There is no longer any reasonable reason for Defendants to continue to obstruct the arbitrations in this matter regardless of any arguable violation of rules of professional conduct by Plaintiffs' attorneys. Plaintiffs' counsel assumes the risk of violating ethical rules if counsel is truly violating the state rules in which they file arbitrations. Of course, Defendants are free to report Plaintiffs' counsel to the bar.
III. Disposition
For the foregoing reasons, the Court GRANTS IN PART Plaintiffs' Motion and DECLINES to find default and retake jurisdiction. The Court will determine the amount of sanctions at a later date.

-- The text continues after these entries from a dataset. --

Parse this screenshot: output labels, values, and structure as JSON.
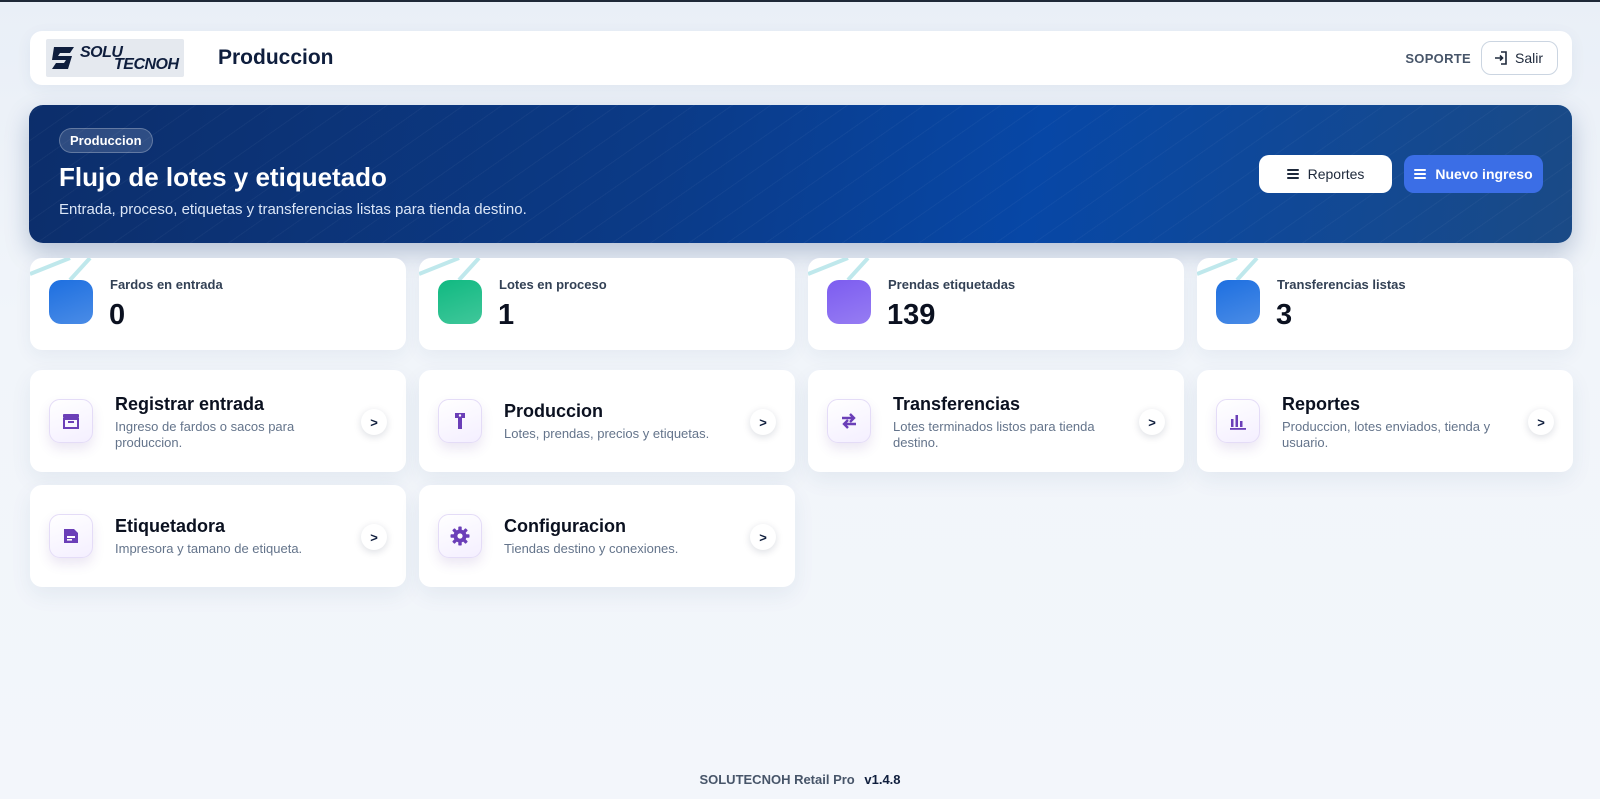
{
  "header": {
    "logo_text_top": "SOLU",
    "logo_text_bottom": "TECNOH",
    "title": "Produccion",
    "support_label": "SOPORTE",
    "logout_label": "Salir"
  },
  "hero": {
    "badge": "Produccion",
    "title": "Flujo de lotes y etiquetado",
    "subtitle": "Entrada, proceso, etiquetas y transferencias listas para tienda destino.",
    "reports_button": "Reportes",
    "new_button": "Nuevo ingreso"
  },
  "stats": [
    {
      "label": "Fardos en entrada",
      "value": "0",
      "color": "#1d6fe0"
    },
    {
      "label": "Lotes en proceso",
      "value": "1",
      "color": "#10b981"
    },
    {
      "label": "Prendas etiquetadas",
      "value": "139",
      "color": "#7c5cf0"
    },
    {
      "label": "Transferencias listas",
      "value": "3",
      "color": "#1d6fe0"
    }
  ],
  "cards": [
    {
      "title": "Registrar entrada",
      "desc": "Ingreso de fardos o sacos para produccion.",
      "icon": "inbox-icon"
    },
    {
      "title": "Produccion",
      "desc": "Lotes, prendas, precios y etiquetas.",
      "icon": "tag-icon"
    },
    {
      "title": "Transferencias",
      "desc": "Lotes terminados listos para tienda destino.",
      "icon": "transfer-icon"
    },
    {
      "title": "Reportes",
      "desc": "Produccion, lotes enviados, tienda y usuario.",
      "icon": "bar-chart-icon"
    },
    {
      "title": "Etiquetadora",
      "desc": "Impresora y tamano de etiqueta.",
      "icon": "label-icon"
    },
    {
      "title": "Configuracion",
      "desc": "Tiendas destino y conexiones.",
      "icon": "gear-icon"
    }
  ],
  "card_arrow": ">",
  "footer": {
    "product": "SOLUTECNOH Retail Pro",
    "version": "v1.4.8"
  },
  "colors": {
    "accent": "#3b6ee6",
    "icon_purple": "#6b3fb8",
    "hero_dark": "#0c2e6b"
  }
}
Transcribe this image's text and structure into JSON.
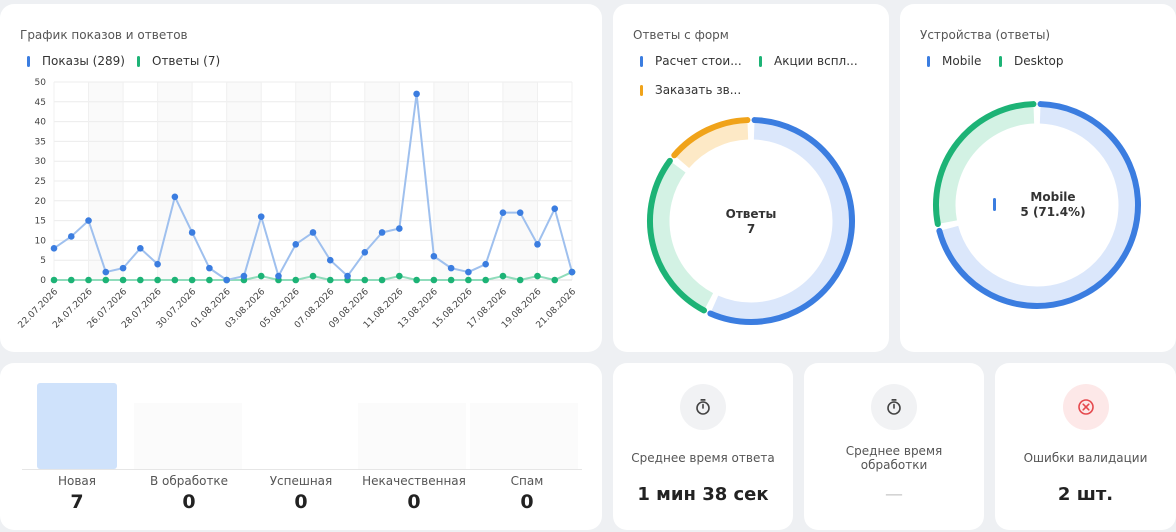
{
  "line_card": {
    "title": "График показов и ответов",
    "legend": [
      {
        "label": "Показы (289)",
        "color": "#3b7de0"
      },
      {
        "label": "Ответы (7)",
        "color": "#1db376"
      }
    ]
  },
  "forms_card": {
    "title": "Ответы с форм",
    "legend": [
      {
        "label": "Расчет стои...",
        "color": "#3b7de0"
      },
      {
        "label": "Акции вспл...",
        "color": "#1db376"
      },
      {
        "label": "Заказать зв...",
        "color": "#f0a31a"
      }
    ],
    "center_title": "Ответы",
    "center_value": "7"
  },
  "devices_card": {
    "title": "Устройства (ответы)",
    "legend": [
      {
        "label": "Mobile",
        "color": "#3b7de0"
      },
      {
        "label": "Desktop",
        "color": "#1db376"
      }
    ],
    "center_title": "Mobile",
    "center_value": "5 (71.4%)"
  },
  "status_card": {
    "statuses": [
      {
        "label": "Новая",
        "count": "7"
      },
      {
        "label": "В обработке",
        "count": "0"
      },
      {
        "label": "Успешная",
        "count": "0"
      },
      {
        "label": "Некачественная",
        "count": "0"
      },
      {
        "label": "Спам",
        "count": "0"
      }
    ]
  },
  "stats": [
    {
      "icon": "stopwatch-icon",
      "label": "Среднее время ответа",
      "value": "1 мин 38 сек"
    },
    {
      "icon": "stopwatch-icon",
      "label": "Среднее время обработки",
      "value": "—"
    },
    {
      "icon": "error-circle-icon",
      "label": "Ошибки валидации",
      "value": "2 шт."
    }
  ],
  "colors": {
    "blue": "#3b7de0",
    "blue_light": "#dbe7fb",
    "green": "#1db376",
    "green_light": "#d3f2e4",
    "orange": "#f0a31a",
    "orange_light": "#fde9c6",
    "error": "#e5484d"
  },
  "chart_data": [
    {
      "type": "line",
      "title": "График показов и ответов",
      "x": [
        "22.07.2026",
        "23.07.2026",
        "24.07.2026",
        "25.07.2026",
        "26.07.2026",
        "27.07.2026",
        "28.07.2026",
        "29.07.2026",
        "30.07.2026",
        "31.07.2026",
        "01.08.2026",
        "02.08.2026",
        "03.08.2026",
        "04.08.2026",
        "05.08.2026",
        "06.08.2026",
        "07.08.2026",
        "08.08.2026",
        "09.08.2026",
        "10.08.2026",
        "11.08.2026",
        "12.08.2026",
        "13.08.2026",
        "14.08.2026",
        "15.08.2026",
        "16.08.2026",
        "17.08.2026",
        "18.08.2026",
        "19.08.2026",
        "20.08.2026",
        "21.08.2026"
      ],
      "tick_labels": [
        "22.07.2026",
        "24.07.2026",
        "26.07.2026",
        "28.07.2026",
        "30.07.2026",
        "01.08.2026",
        "03.08.2026",
        "05.08.2026",
        "07.08.2026",
        "09.08.2026",
        "11.08.2026",
        "13.08.2026",
        "15.08.2026",
        "17.08.2026",
        "19.08.2026",
        "21.08.2026"
      ],
      "series": [
        {
          "name": "Показы (289)",
          "color": "#3b7de0",
          "values": [
            8,
            11,
            15,
            2,
            3,
            8,
            4,
            21,
            12,
            3,
            0,
            1,
            16,
            1,
            9,
            12,
            5,
            1,
            7,
            12,
            13,
            47,
            6,
            3,
            2,
            4,
            17,
            17,
            9,
            18,
            2
          ]
        },
        {
          "name": "Ответы (7)",
          "color": "#1db376",
          "values": [
            0,
            0,
            0,
            0,
            0,
            0,
            0,
            0,
            0,
            0,
            0,
            0,
            1,
            0,
            0,
            1,
            0,
            0,
            0,
            0,
            1,
            0,
            0,
            0,
            0,
            0,
            1,
            0,
            1,
            0,
            2
          ]
        }
      ],
      "yticks": [
        0,
        5,
        10,
        15,
        20,
        25,
        30,
        35,
        40,
        45,
        50
      ],
      "ylim": [
        0,
        50
      ],
      "grid": true
    },
    {
      "type": "pie",
      "title": "Ответы с форм",
      "categories": [
        "Расчет стои...",
        "Акции вспл...",
        "Заказать зв..."
      ],
      "values": [
        4,
        2,
        1
      ],
      "colors": [
        "#3b7de0",
        "#1db376",
        "#f0a31a"
      ]
    },
    {
      "type": "pie",
      "title": "Устройства (ответы)",
      "categories": [
        "Mobile",
        "Desktop"
      ],
      "values": [
        5,
        2
      ],
      "colors": [
        "#3b7de0",
        "#1db376"
      ]
    }
  ]
}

The Court ORDERS Plaintiffs submit a full accounting of all fees and costs associated with their efforts to comply with this Court's orders to arbitrate. The accounting should include the amount of attorneys' fees and/or other costs requested for each event. For example, attorneys' fees requested for the Motion to Sanction, attorneys' fees requested in litigating arbitrations in Florida, costs associated with filings in South Carolina, filing fees for the AAA, etc. However, the Court will not grant sanctions for fees pertaining to the Motion to Compel Arbitration in which Defendant was meritorious. Plaintiffs should file this accounting by December 23, 2019. If Defendant has any disagreement with the accounting, they may file a response by January 6, 2020. Any hearing on this matter will be heard on January 21, 2020.
The Court is very concerned about (and will no longer tolerate) more foot dragging on this issue. The Court ORDERS the parties to refile these cases with the AAA and participate in the arbitration proceedings.
The Clerk shall serve this minute order on the parties.